本発明のまた別の態様は、以下のとおりであってもよい。
〔1〕C5に結合し、補体依存性溶血を抑制するが、C5a形成を阻止しない、抗C5抗体。
〔2〕ヒト補体成分6及び/または7に結合するC5を阻止する、前記〔1〕に記載の抗体。
〔3〕膜侵襲複合体(MAC)の形成を抑制する、前記〔1〕に記載の抗体。
〔4〕第1のアミノ酸配列と、第2のアミノ酸配列とを含み、
(a)前記第1の配列は、
(i)配列番号13、18、23、28、33及び38からなる群から選択されるCDR1と、
(ii)アミノ酸配列GTS、SGS、RTS、YTS及びWASからなる群から選択されるCDR2と、
(iii)配列番号14、19、24、29、34及び39からなる群から選択されるCDR3とを含み、
(b)前記第2の配列は、
(i)配列番号15、20、25、30、35及び40からなる群から選択されるCDR1と、
(ii)配列番号16、21、26、31、36及び41からなる群から選択されるCDR2と、
(iii)配列番号17、22、27、32、37及び42からなる群から選択されるCDR3とを含む、前記〔1〕に記載の抗体。
〔5〕重鎖及び軽鎖を更に含み、
前記軽鎖は、配列番号1、3、5、7、9及び11からなる群から選択される配列に少なくとも80%同一であるアミノ酸配列を含み、
前記重鎖は、配列番号2、4、6、8、10及び12からなる群から選択される配列に少なくとも80%同一であるアミノ酸配列を含む、前記〔4〕に記載の抗体。
〔6〕重鎖及び軽鎖可変配列:配列番号1/配列番号2;配列番号3/配列番号4;配列番号5/配列番号6;配列番号7/配列番号8;配列番号9/配列番号10及び配列番号11/配列番号12から選択される重鎖及び軽鎖可変ドメインを含む、前記〔1〕に記載の抗体。

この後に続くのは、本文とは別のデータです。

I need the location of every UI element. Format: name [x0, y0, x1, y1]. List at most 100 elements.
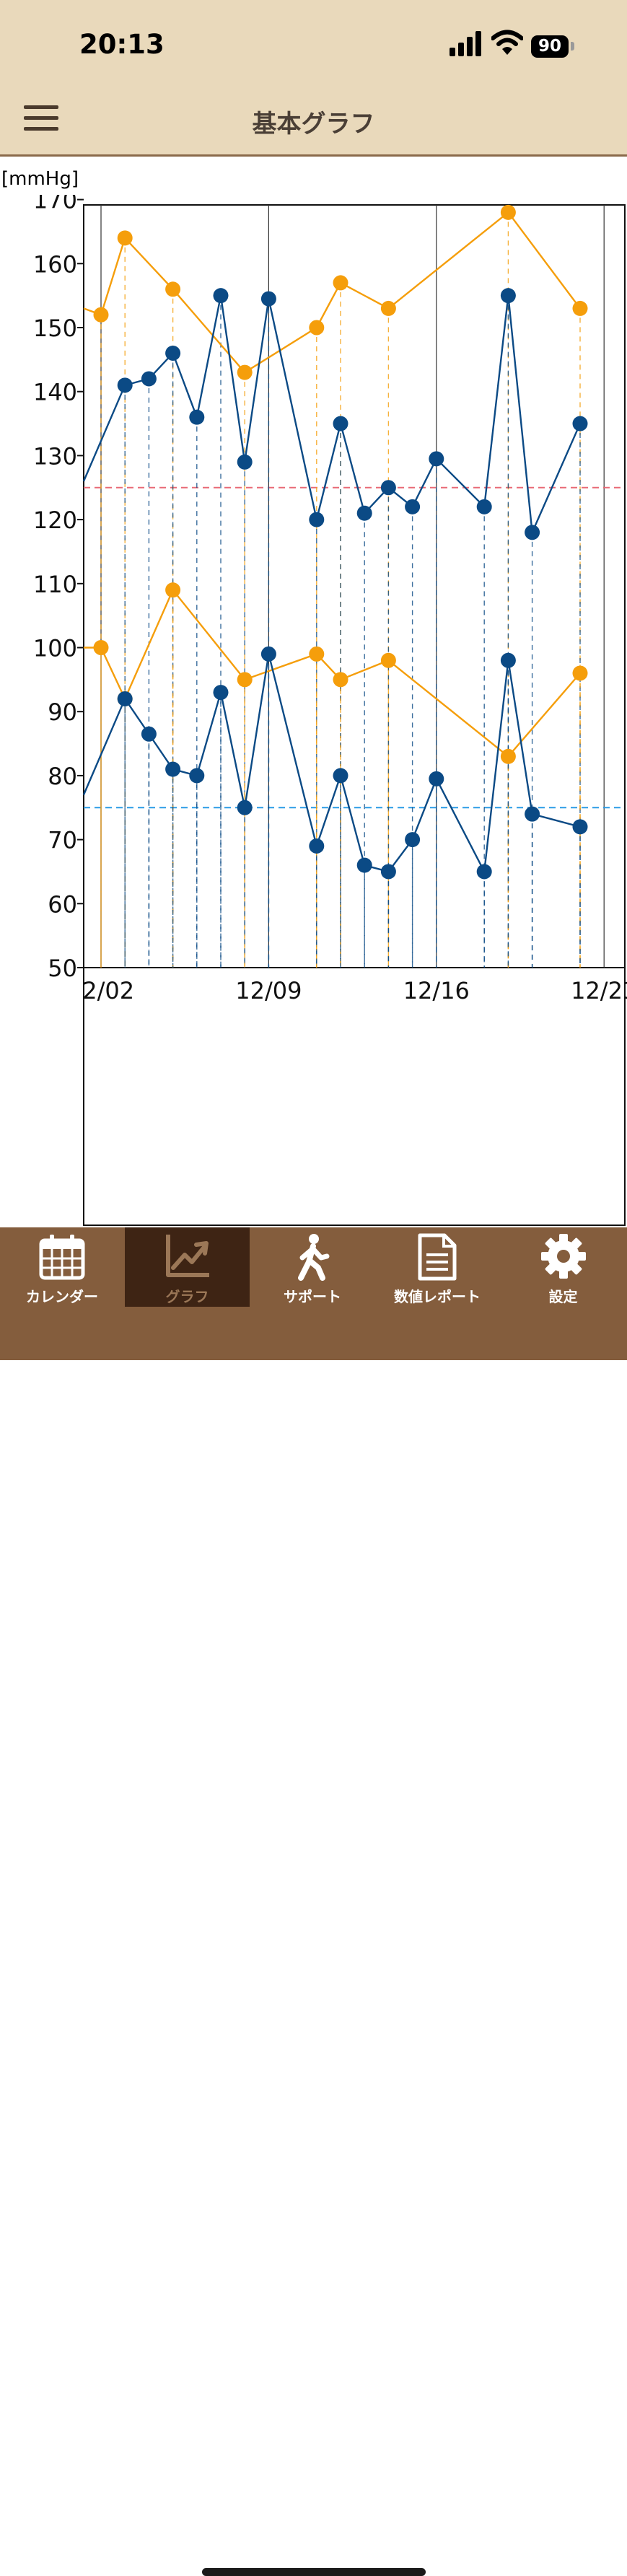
x-label-mask — [0, 969, 83, 1012]
data-point — [309, 320, 325, 336]
y-tick-label: 70 — [48, 827, 77, 854]
data-point — [333, 672, 348, 688]
data-point — [333, 768, 348, 784]
data-point — [476, 864, 492, 880]
data-point — [356, 857, 372, 873]
tab-report[interactable]: 数値レポート — [375, 1227, 499, 1307]
x-tick-label: 12/16 — [403, 977, 470, 1004]
bottom-tab-bar: カレンダー グラフ サポート 数値レポート — [0, 1227, 627, 2576]
data-point — [476, 499, 492, 514]
data-point — [93, 640, 109, 655]
y-tick-label: 140 — [33, 379, 77, 406]
chart-icon — [165, 1235, 209, 1277]
data-point — [260, 291, 276, 307]
battery-indicator: 90 — [531, 35, 569, 58]
data-point — [525, 806, 540, 822]
menu-line — [24, 105, 58, 109]
data-point — [260, 646, 276, 662]
data-point — [500, 204, 516, 220]
data-point — [213, 288, 229, 304]
data-point — [237, 364, 253, 380]
data-point — [500, 652, 516, 668]
tab-label: サポート — [284, 1288, 341, 1305]
data-point — [429, 451, 444, 467]
data-point — [405, 499, 421, 514]
y-tick-label: 110 — [33, 571, 77, 598]
y-tick-label: 50 — [48, 955, 77, 982]
data-point — [572, 300, 588, 316]
blood-pressure-chart[interactable]: 12/0212/0912/1612/2319018017016015014013… — [0, 195, 627, 1227]
data-point — [165, 281, 181, 297]
page-title: 基本グラフ — [252, 110, 375, 139]
data-point — [213, 685, 229, 701]
tab-settings[interactable]: 設定 — [499, 1227, 627, 1307]
tab-support[interactable]: サポート — [250, 1227, 375, 1307]
y-tick-label: 90 — [48, 698, 77, 726]
tab-label: 数値レポート — [394, 1288, 481, 1305]
tab-calendar[interactable]: カレンダー — [0, 1227, 124, 1307]
data-point — [237, 672, 253, 688]
series-line — [84, 588, 581, 758]
data-point — [309, 646, 325, 662]
x-tick-label: 12/09 — [235, 977, 302, 1004]
data-point — [237, 799, 253, 815]
data-point — [141, 726, 157, 742]
y-tick-label: 130 — [33, 442, 77, 470]
data-point — [356, 505, 372, 521]
data-point — [500, 748, 516, 764]
y-tick-label: 60 — [48, 890, 77, 918]
data-point — [380, 652, 396, 668]
home-indicator — [202, 2568, 426, 2576]
plot-frame — [83, 204, 626, 1226]
app-header: 20:13 90 基本グラフ — [0, 0, 627, 157]
data-point — [117, 691, 133, 706]
gear-icon — [540, 1234, 586, 1279]
data-point — [380, 300, 396, 316]
y-tick-label: 170 — [33, 195, 77, 214]
tab-graph[interactable]: グラフ — [125, 1227, 250, 1307]
x-tick-label: 12/23 — [571, 977, 627, 1004]
data-point — [572, 819, 588, 835]
data-point — [380, 864, 396, 880]
data-point — [333, 275, 348, 291]
data-point — [93, 307, 109, 323]
data-point — [117, 230, 133, 246]
tab-label: カレンダー — [26, 1288, 98, 1305]
data-point — [189, 409, 205, 425]
data-point — [165, 345, 181, 361]
menu-line — [24, 127, 58, 131]
menu-button[interactable] — [24, 105, 58, 133]
data-point — [117, 377, 133, 393]
data-point — [309, 512, 325, 527]
document-icon — [418, 1233, 457, 1281]
walking-person-icon — [298, 1234, 330, 1281]
data-point — [405, 832, 421, 848]
menu-line — [24, 116, 58, 120]
data-point — [572, 665, 588, 681]
y-tick-label: 100 — [33, 635, 77, 662]
y-tick-label: 80 — [48, 763, 77, 790]
calendar-icon — [39, 1235, 85, 1280]
y-tick-label: 150 — [33, 315, 77, 342]
data-point — [429, 771, 444, 787]
data-point — [189, 768, 205, 784]
y-tick-label: 160 — [33, 250, 77, 278]
y-tick-label: 120 — [33, 507, 77, 534]
data-point — [500, 288, 516, 304]
wifi-icon — [491, 30, 523, 55]
y-axis-unit-label: [mmHg] — [1, 168, 79, 190]
data-point — [165, 761, 181, 777]
data-point — [525, 525, 540, 540]
tab-label: グラフ — [165, 1288, 209, 1305]
data-point — [237, 454, 253, 470]
data-point — [380, 480, 396, 496]
data-point — [309, 838, 325, 854]
tab-label: 設定 — [548, 1288, 578, 1305]
data-point — [141, 371, 157, 387]
data-point — [333, 416, 348, 431]
battery-tip — [571, 42, 574, 51]
status-time: 20:13 — [79, 29, 165, 60]
cellular-signal-icon — [450, 31, 481, 56]
series-line — [82, 295, 582, 536]
data-point — [572, 416, 588, 431]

〔7〕モノクローナル抗体、ポリクローナル抗体、組み換え抗体、ヒト化抗体、キメラ抗体、多重特異性抗体またはこれらの抗体断片である、前記〔1〕に記載の抗体。
〔8〕抗体断片であり、前記抗体断片は、Fab断片、Fab’断片、F(ab’) 2 断片、Fv断片、ダイアボディまたは一本鎖抗体分子である、前記〔7〕に記載の抗体。
〔9〕IgG1型、IgG2型、IgG3型またはIgG4型である、前記〔7〕に記載の抗体。
〔10〕IgG1型である、前記〔9〕に記載の抗体。
〔11〕標識基に結合している、前記〔1〕に記載の抗体。
〔12〕前記標識基が、光学標識、放射性同位体、放射性核種、酵素基及びビオチニル基である、前記〔12〕に記載の抗体。

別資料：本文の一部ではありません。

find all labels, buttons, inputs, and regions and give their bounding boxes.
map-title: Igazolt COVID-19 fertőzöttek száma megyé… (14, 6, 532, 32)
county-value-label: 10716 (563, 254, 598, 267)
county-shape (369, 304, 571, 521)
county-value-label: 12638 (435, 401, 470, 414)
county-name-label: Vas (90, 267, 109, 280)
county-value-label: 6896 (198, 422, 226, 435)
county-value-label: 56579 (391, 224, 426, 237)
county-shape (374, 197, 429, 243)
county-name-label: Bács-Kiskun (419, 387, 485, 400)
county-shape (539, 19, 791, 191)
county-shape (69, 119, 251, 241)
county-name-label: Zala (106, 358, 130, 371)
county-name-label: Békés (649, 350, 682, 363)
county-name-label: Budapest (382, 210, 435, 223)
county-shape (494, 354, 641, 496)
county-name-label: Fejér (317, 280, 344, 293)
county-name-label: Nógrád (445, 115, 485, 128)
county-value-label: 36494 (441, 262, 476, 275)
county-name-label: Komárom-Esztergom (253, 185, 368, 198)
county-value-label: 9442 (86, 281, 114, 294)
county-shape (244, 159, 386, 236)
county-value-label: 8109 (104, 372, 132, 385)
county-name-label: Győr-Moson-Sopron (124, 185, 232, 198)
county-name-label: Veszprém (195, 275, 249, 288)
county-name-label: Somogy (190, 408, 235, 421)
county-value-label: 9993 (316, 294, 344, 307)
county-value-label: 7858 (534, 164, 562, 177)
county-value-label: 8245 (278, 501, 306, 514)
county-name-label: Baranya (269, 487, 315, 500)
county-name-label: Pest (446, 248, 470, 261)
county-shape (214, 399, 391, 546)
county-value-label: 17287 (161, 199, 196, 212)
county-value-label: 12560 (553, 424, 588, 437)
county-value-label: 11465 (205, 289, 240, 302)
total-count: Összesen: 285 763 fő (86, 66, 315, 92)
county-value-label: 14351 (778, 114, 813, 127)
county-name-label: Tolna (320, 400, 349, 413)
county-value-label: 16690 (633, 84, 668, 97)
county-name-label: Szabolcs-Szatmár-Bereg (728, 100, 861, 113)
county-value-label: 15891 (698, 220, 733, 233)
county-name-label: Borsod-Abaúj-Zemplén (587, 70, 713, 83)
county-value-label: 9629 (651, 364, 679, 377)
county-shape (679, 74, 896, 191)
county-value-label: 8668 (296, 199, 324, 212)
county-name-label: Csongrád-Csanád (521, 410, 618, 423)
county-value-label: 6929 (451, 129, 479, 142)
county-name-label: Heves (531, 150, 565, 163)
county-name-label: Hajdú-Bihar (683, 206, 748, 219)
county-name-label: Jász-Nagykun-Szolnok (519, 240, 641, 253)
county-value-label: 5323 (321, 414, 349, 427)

〔13〕前記〔1〕に記載の単離された抗体を作製するためのプロセスであって、前記抗体を分泌する宿主細胞から前記抗体を作製することを含む、前記プロセス。
〔14〕前記〔1〕に記載の単離された抗体をコードする核酸分子。
〔15〕制御配列に機能的に連結している、前記〔14〕に記載の核酸分子。
〔16〕前記〔1〕に記載の少なくとも1つの抗体と、薬学的に許容可能な担体とを含む、医薬組成物。

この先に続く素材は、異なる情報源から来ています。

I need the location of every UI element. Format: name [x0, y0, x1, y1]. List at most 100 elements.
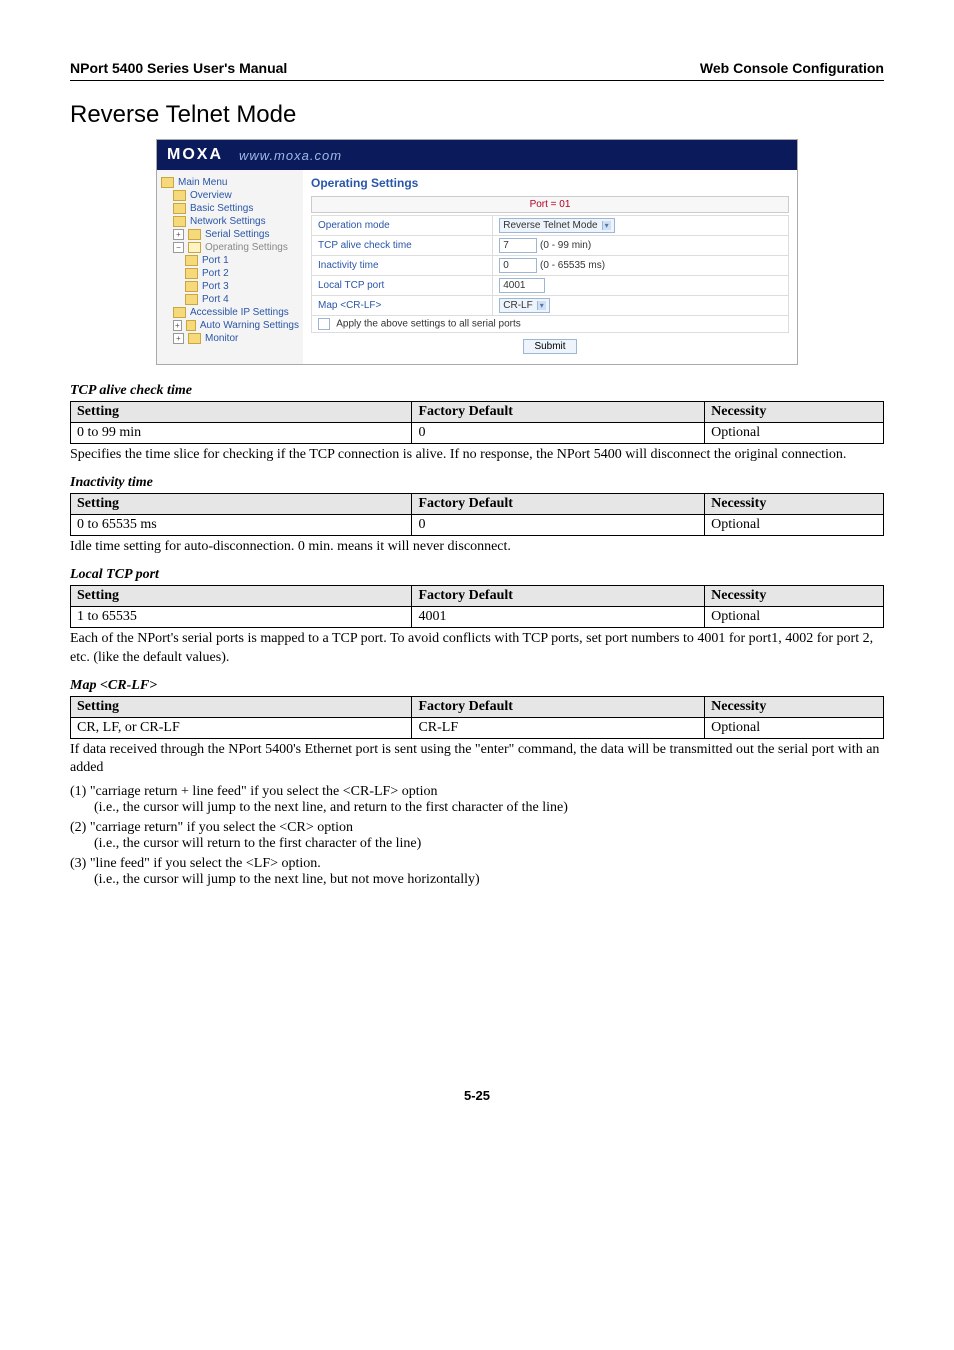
sidebar-label: Port 3 [202, 281, 229, 292]
sidebar-label: Port 4 [202, 294, 229, 305]
chevron-down-icon: ▾ [602, 221, 611, 230]
note-local-tcp: Each of the NPort's serial ports is mapp… [70, 630, 884, 668]
settings-form-table: Operation mode Reverse Telnet Mode ▾ TCP… [311, 215, 789, 333]
note-inactivity: Idle time setting for auto-disconnection… [70, 538, 884, 557]
cell: Optional [705, 717, 884, 738]
sidebar-item-port-1[interactable]: Port 1 [161, 254, 299, 267]
col-setting: Setting [71, 585, 412, 606]
section-title: Reverse Telnet Mode [70, 101, 884, 129]
folder-icon [185, 294, 198, 305]
header-right: Web Console Configuration [700, 60, 884, 76]
list-number: (1) [70, 784, 86, 799]
folder-icon [173, 216, 186, 227]
col-necessity: Necessity [705, 585, 884, 606]
subheading-tcp-alive: TCP alive check time [70, 383, 884, 399]
subheading-inactivity: Inactivity time [70, 475, 884, 491]
list-number: (2) [70, 820, 86, 835]
folder-icon [173, 203, 186, 214]
list-main: "carriage return + line feed" if you sel… [90, 784, 438, 799]
inactivity-input[interactable]: 0 [499, 258, 537, 273]
chevron-down-icon: ▾ [537, 301, 546, 310]
page-number: 5-25 [70, 1088, 884, 1103]
sidebar-item-monitor[interactable]: + Monitor [161, 332, 299, 345]
list-item: (2) "carriage return" if you select the … [70, 820, 884, 852]
sidebar-item-auto-warning[interactable]: + Auto Warning Settings [161, 319, 299, 332]
col-necessity: Necessity [705, 402, 884, 423]
console-header: MOXA www.moxa.com [157, 140, 797, 170]
sidebar-label: Network Settings [190, 216, 266, 227]
submit-button[interactable]: Submit [523, 339, 576, 354]
cell: 1 to 65535 [71, 606, 412, 627]
select-value: Reverse Telnet Mode [503, 220, 597, 231]
sidebar-main-menu[interactable]: Main Menu [161, 176, 299, 189]
tcp-alive-input[interactable]: 7 [499, 238, 537, 253]
label-operation-mode: Operation mode [312, 216, 493, 236]
col-default: Factory Default [412, 585, 705, 606]
sidebar-item-overview[interactable]: Overview [161, 189, 299, 202]
expand-icon[interactable]: + [173, 333, 184, 344]
collapse-icon[interactable]: − [173, 242, 184, 253]
sidebar-label: Port 2 [202, 268, 229, 279]
list-item: (3) "line feed" if you select the <LF> o… [70, 856, 884, 888]
sidebar-label: Overview [190, 190, 232, 201]
sidebar-item-basic-settings[interactable]: Basic Settings [161, 202, 299, 215]
sidebar-item-serial-settings[interactable]: + Serial Settings [161, 228, 299, 241]
numbered-list: (1) "carriage return + line feed" if you… [70, 784, 884, 888]
hint-text: (0 - 99 min) [540, 240, 591, 251]
col-necessity: Necessity [705, 696, 884, 717]
list-sub: (i.e., the cursor will jump to the next … [94, 800, 884, 816]
folder-icon [161, 177, 174, 188]
subheading-map-crlf: Map <CR-LF> [70, 678, 884, 694]
port-indicator: Port = 01 [311, 196, 789, 213]
cell: Optional [705, 514, 884, 535]
label-inactivity: Inactivity time [312, 256, 493, 276]
list-main: "carriage return" if you select the <CR>… [90, 820, 353, 835]
folder-icon [185, 255, 198, 266]
sidebar-item-accessible-ip[interactable]: Accessible IP Settings [161, 306, 299, 319]
col-default: Factory Default [412, 696, 705, 717]
folder-icon [186, 320, 196, 331]
sidebar-item-operating-settings[interactable]: − Operating Settings [161, 241, 299, 254]
cell: 0 to 65535 ms [71, 514, 412, 535]
list-sub: (i.e., the cursor will return to the fir… [94, 836, 884, 852]
label-local-tcp-port: Local TCP port [312, 276, 493, 296]
operation-mode-select[interactable]: Reverse Telnet Mode ▾ [499, 218, 614, 233]
folder-icon [173, 307, 186, 318]
hint-text: (0 - 65535 ms) [540, 260, 605, 271]
cell: 4001 [412, 606, 705, 627]
sidebar-item-port-4[interactable]: Port 4 [161, 293, 299, 306]
sidebar-label: Serial Settings [205, 229, 269, 240]
sidebar-item-port-2[interactable]: Port 2 [161, 267, 299, 280]
table-tcp-alive: Setting Factory Default Necessity 0 to 9… [70, 401, 884, 444]
cell: 0 [412, 423, 705, 444]
sidebar-label: Basic Settings [190, 203, 253, 214]
cell: Optional [705, 606, 884, 627]
list-sub: (i.e., the cursor will jump to the next … [94, 872, 884, 888]
cell: Optional [705, 423, 884, 444]
col-necessity: Necessity [705, 493, 884, 514]
col-default: Factory Default [412, 493, 705, 514]
sidebar-label: Monitor [205, 333, 238, 344]
col-default: Factory Default [412, 402, 705, 423]
sidebar-item-network-settings[interactable]: Network Settings [161, 215, 299, 228]
list-number: (3) [70, 856, 86, 871]
sidebar-label: Operating Settings [205, 242, 288, 253]
subheading-local-tcp: Local TCP port [70, 567, 884, 583]
folder-icon [185, 268, 198, 279]
expand-icon[interactable]: + [173, 320, 182, 331]
moxa-url: www.moxa.com [239, 148, 342, 163]
list-main: "line feed" if you select the <LF> optio… [90, 856, 321, 871]
folder-open-icon [188, 242, 201, 253]
sidebar: Main Menu Overview Basic Settings Networ… [157, 170, 303, 364]
table-map-crlf: Setting Factory Default Necessity CR, LF… [70, 696, 884, 739]
sidebar-item-port-3[interactable]: Port 3 [161, 280, 299, 293]
list-item: (1) "carriage return + line feed" if you… [70, 784, 884, 816]
local-tcp-port-input[interactable]: 4001 [499, 278, 545, 293]
expand-icon[interactable]: + [173, 229, 184, 240]
sidebar-label: Main Menu [178, 177, 227, 188]
map-crlf-select[interactable]: CR-LF ▾ [499, 298, 549, 313]
cell: CR-LF [412, 717, 705, 738]
cell: 0 [412, 514, 705, 535]
apply-all-checkbox[interactable] [318, 318, 330, 330]
cell: CR, LF, or CR-LF [71, 717, 412, 738]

〔17〕追加の活性物質を更に含む、前記〔16〕に記載の医薬組成物。
〔18〕処置または予防を必要とする患者の徴候を処置または予防するための方法であって、
有効量の前記〔1〕に記載の抗体を前記患者に投与することを含み、これにより、前記徴候を処置または予防する、前記方法。
〔19〕前記症状が眼症状である、前記〔18〕に記載の方法。
〔20〕前記症状が加齢黄斑変性である、前記〔19〕に記載の方法。